A horizontal run is a cable from the com room to the work area (user). Bridges taps, and splices are not allowed in horizontal runs. That applies to all TIA TP (cat cable), even cat 3.

Just depends on the use and user if they want to adhere to the standard. Unless it's on the plans it wouldn't be enforceable.

I seen Cat cable used for just about everything from door bells, intercoms, LED lighting, cameras, security systems, door switches, door access controls, lighting controls, jet line, even pulling a van stuck on ice. Not saying it's right, just that it can get used for other than networking.


----------



## JoeSparky (Mar 25, 2010)

Crimp an RJ45 end on 1 end. As Hax said, make sure it is rated for solid wire. Punch down a normal keystone jack on the other end. Plug them together. Terminate the new end on a jack and plate as normal. 
I don't care what the 568-B standards say, The above splice done properly will pass with the most expensive fluke tester you can throw at it.


----------



## sbrn33 (Mar 15, 2007)

It is all vaulted and drywall type of ceiling in this bank. So running a new cable is out of the equation. I think I will just do like hax said and use a coupler.


----------



## HackWork (Oct 2, 2009)

If making these splices was so bad, we wouldn't use patch panels or cover plates, we would run the wire directly through the wall and into the switch and computer using only a single termination in each side.

That's how I used to do it with Coax when I was much more anal and thought it actually helped. Instead of terminating into a cover plate with a barrel connector I would run the coax right through the cover plate and leave a 6 foot tail.

But the end result is that terminations are fine if done properly.


----------



## Bharding34 (Jan 10, 2017)

Just use the coupler and call it a day

Sent from my SM-G935T using Tapatalk


----------



## Dan the electricman (Jan 2, 2011)




----------



## Bharding34 (Jan 10, 2017)

Dan the electricman said:


>


Once those beanies fail in about a year, someone will be back to fix it

Sent from my SM-G935T using Tapatalk


----------



## JoeSparky (Mar 25, 2010)

Dan the electricman said:


>


In your pic, that is a cat3 to cat5 splice.
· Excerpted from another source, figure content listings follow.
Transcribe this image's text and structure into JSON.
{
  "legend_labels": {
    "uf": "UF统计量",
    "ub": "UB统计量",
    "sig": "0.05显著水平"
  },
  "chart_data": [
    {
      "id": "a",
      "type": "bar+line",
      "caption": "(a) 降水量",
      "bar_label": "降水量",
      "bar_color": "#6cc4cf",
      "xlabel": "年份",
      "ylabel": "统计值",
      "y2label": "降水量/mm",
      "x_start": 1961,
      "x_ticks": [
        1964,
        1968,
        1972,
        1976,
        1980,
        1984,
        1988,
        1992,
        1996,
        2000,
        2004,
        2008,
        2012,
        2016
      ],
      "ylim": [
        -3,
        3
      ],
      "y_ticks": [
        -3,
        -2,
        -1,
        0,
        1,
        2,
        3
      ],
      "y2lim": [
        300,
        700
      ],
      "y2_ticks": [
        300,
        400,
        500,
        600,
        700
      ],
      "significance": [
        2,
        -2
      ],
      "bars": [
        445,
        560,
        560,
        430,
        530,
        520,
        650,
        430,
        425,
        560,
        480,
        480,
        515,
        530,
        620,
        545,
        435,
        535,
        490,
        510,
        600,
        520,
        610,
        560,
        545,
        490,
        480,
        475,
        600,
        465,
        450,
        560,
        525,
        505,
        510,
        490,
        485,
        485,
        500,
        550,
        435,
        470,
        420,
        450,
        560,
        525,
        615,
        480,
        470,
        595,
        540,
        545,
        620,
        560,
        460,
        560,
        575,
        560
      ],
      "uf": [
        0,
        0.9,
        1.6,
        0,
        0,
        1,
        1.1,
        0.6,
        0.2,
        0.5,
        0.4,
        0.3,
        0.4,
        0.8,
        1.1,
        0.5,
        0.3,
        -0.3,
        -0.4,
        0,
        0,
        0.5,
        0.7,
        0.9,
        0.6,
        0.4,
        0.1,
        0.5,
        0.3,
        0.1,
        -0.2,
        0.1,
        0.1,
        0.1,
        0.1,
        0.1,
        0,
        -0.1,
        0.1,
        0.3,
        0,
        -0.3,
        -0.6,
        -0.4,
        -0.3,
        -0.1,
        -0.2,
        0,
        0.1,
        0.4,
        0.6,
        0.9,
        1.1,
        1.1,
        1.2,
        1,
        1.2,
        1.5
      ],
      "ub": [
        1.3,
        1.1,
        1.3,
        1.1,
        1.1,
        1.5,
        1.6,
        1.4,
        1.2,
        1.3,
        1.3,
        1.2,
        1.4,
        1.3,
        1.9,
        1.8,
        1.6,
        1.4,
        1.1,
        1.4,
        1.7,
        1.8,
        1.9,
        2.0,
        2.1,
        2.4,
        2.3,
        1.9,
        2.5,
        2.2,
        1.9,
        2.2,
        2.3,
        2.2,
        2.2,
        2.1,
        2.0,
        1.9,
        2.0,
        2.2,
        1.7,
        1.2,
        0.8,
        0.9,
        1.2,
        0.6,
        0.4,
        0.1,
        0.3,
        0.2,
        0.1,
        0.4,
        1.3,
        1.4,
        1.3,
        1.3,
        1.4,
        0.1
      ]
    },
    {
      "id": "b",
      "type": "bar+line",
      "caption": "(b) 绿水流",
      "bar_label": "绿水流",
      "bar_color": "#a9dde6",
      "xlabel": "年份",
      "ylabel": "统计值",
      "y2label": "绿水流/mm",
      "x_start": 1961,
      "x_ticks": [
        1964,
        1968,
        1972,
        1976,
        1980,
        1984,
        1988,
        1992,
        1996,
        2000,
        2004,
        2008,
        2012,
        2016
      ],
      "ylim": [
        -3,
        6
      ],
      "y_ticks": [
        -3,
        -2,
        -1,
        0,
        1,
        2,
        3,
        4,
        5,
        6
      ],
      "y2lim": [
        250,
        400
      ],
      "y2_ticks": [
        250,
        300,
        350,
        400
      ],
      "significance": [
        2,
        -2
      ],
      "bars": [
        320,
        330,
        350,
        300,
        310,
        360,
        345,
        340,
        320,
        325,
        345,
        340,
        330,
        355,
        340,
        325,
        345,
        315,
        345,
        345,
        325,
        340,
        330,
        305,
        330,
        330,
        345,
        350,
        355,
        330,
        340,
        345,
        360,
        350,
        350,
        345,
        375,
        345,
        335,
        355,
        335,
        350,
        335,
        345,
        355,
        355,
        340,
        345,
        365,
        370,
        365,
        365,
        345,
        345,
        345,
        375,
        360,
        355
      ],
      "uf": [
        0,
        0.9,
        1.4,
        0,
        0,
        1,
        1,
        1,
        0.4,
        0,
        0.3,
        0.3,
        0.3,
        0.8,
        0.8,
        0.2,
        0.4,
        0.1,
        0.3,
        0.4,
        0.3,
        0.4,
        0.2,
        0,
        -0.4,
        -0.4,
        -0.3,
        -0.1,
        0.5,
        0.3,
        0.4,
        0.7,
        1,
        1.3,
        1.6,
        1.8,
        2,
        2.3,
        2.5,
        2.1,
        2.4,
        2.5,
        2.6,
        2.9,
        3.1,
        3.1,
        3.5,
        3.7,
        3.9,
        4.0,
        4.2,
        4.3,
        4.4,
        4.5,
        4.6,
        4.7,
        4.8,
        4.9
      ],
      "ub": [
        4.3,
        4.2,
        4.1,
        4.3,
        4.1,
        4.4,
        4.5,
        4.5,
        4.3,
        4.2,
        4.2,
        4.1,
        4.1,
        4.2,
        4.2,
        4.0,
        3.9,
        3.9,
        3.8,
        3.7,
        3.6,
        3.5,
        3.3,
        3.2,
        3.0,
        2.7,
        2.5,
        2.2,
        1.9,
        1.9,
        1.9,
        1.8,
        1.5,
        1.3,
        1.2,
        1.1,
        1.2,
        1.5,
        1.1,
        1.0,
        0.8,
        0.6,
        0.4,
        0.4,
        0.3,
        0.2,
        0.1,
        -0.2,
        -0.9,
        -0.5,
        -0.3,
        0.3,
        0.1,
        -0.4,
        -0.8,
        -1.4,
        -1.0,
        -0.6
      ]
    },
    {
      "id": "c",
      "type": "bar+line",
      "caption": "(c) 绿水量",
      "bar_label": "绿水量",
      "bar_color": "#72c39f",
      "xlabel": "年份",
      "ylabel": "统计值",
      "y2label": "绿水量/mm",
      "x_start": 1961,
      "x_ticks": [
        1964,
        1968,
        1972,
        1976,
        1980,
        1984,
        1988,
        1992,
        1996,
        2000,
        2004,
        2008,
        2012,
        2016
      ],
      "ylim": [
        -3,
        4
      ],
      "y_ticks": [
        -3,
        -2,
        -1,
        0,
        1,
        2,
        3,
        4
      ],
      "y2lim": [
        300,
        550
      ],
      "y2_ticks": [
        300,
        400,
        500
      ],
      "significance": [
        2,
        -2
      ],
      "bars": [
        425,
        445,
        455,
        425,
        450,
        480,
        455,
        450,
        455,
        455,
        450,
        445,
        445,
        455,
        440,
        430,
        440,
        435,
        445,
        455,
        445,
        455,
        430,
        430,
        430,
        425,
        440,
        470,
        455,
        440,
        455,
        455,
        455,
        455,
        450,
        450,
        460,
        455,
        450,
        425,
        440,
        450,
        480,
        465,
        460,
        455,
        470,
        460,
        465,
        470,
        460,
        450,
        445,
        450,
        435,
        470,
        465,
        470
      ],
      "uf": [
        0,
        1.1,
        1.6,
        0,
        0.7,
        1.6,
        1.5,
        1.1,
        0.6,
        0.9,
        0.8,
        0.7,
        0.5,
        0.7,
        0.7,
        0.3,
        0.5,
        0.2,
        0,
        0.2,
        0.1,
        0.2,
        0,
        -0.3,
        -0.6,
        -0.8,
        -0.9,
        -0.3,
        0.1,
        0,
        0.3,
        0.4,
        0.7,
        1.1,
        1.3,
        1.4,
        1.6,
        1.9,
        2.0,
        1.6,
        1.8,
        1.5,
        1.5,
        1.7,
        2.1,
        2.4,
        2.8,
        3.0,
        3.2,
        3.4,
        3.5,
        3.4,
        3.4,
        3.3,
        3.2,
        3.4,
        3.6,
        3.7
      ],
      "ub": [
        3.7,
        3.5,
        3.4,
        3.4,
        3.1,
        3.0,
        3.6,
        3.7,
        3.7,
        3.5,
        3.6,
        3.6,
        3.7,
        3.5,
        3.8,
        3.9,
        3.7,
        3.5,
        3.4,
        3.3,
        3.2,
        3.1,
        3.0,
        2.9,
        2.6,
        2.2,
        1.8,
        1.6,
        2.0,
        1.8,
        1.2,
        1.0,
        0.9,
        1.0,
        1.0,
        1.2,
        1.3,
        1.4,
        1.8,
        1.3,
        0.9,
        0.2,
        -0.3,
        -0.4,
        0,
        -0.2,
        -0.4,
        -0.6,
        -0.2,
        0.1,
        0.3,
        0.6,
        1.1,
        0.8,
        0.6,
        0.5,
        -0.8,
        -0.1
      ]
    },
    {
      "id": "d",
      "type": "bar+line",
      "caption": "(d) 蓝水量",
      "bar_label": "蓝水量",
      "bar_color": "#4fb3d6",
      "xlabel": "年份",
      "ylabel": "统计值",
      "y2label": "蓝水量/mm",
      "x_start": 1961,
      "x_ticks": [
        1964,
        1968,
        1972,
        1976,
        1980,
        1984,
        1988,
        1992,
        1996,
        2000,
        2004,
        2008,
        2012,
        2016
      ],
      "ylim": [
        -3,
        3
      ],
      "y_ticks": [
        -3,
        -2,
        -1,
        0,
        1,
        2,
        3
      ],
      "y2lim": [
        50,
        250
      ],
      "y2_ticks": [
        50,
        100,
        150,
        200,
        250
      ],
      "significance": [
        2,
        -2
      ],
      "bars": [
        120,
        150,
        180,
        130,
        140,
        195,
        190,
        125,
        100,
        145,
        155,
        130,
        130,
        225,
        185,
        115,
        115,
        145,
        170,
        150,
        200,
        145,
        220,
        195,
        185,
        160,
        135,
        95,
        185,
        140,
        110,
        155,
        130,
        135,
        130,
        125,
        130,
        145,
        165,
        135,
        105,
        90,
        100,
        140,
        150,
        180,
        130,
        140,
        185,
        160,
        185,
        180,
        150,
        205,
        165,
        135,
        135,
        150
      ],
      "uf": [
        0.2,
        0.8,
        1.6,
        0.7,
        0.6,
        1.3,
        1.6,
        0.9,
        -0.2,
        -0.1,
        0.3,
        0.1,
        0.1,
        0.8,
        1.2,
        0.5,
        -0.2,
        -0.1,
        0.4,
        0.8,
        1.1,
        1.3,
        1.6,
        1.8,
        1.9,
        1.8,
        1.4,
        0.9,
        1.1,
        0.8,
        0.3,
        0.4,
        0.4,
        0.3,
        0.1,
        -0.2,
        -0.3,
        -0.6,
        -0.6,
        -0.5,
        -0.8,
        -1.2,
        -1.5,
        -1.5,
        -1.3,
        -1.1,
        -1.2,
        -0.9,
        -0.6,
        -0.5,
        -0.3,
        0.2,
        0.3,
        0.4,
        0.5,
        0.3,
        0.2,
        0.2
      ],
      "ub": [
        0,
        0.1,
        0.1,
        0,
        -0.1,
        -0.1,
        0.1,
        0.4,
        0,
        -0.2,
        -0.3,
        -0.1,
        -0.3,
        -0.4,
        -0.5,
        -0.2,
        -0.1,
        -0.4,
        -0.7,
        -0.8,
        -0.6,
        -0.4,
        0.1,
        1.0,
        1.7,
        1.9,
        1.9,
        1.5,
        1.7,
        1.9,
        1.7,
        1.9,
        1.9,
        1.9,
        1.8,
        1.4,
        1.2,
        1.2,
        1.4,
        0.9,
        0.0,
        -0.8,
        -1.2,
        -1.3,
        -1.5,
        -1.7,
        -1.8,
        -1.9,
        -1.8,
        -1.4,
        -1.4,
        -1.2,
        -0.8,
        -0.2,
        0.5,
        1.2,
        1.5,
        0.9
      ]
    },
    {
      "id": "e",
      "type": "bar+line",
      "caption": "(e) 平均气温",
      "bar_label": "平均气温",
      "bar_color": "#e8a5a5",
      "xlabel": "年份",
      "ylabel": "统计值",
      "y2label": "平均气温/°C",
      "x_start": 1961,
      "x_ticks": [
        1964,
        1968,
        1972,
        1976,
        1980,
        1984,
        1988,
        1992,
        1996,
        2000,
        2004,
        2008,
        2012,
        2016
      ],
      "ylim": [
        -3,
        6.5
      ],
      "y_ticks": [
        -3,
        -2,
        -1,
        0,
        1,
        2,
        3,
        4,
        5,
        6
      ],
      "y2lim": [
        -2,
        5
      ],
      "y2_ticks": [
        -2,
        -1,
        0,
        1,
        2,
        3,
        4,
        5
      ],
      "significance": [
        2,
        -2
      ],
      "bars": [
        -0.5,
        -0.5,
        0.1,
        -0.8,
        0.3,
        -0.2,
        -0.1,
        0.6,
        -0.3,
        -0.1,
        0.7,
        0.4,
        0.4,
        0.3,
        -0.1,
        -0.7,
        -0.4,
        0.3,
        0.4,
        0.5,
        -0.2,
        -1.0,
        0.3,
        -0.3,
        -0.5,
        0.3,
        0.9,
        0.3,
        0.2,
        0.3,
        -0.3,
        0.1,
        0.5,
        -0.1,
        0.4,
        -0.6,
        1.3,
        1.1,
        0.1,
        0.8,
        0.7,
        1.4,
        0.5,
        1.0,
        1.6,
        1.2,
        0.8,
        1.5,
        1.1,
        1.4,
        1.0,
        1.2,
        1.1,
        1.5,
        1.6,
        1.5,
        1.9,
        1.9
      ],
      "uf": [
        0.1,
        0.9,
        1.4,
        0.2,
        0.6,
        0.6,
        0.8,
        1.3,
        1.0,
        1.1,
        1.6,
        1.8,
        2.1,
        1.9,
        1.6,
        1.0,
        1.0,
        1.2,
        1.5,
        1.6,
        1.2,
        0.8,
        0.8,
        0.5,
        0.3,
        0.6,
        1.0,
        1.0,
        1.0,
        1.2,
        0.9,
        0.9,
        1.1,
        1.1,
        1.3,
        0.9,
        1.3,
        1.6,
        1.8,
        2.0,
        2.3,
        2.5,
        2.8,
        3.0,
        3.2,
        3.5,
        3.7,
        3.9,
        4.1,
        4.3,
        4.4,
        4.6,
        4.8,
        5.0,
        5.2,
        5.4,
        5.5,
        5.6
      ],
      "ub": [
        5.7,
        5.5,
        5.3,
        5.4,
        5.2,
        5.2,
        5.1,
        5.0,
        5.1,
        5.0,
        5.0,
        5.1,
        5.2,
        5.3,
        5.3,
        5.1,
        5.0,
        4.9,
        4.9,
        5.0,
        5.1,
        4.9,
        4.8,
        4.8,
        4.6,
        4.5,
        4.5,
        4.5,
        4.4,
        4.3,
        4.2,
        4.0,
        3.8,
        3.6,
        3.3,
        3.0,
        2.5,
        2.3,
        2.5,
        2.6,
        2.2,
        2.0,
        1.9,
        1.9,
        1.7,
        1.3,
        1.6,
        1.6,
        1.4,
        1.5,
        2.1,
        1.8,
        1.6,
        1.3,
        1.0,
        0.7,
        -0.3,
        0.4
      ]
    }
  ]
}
A splice like that is just fine because it is only for voice twisted pairs are not usually necessary for voice although they do reduce crosstalk. If that pic was 2 cat5 cables, good luck getting better then 10baseT out of that splice. 
Bharding34, I have never seen a properly done UR splice fail. That being said, NEVER *NEVER!* use UR connectors or beans to splice a data cable


----------



## sbrn33 (Mar 15, 2007)

JoeSparky said:


> In your pic, that is a cat3 to cat5 splice. A splice like that is just fine because it is only for voice twisted pairs are not usually necessary for voice although they do reduce crosstalk. If that pic was 2 cat5 cables, good luck getting better then 10baseT out of that splice.
> Bharding34, I have never seen a properly done UR splice fail. That being said, NEVER *NEVER!* use UR connectors or beans to splice a data cable


I never ever said it was voice.


----------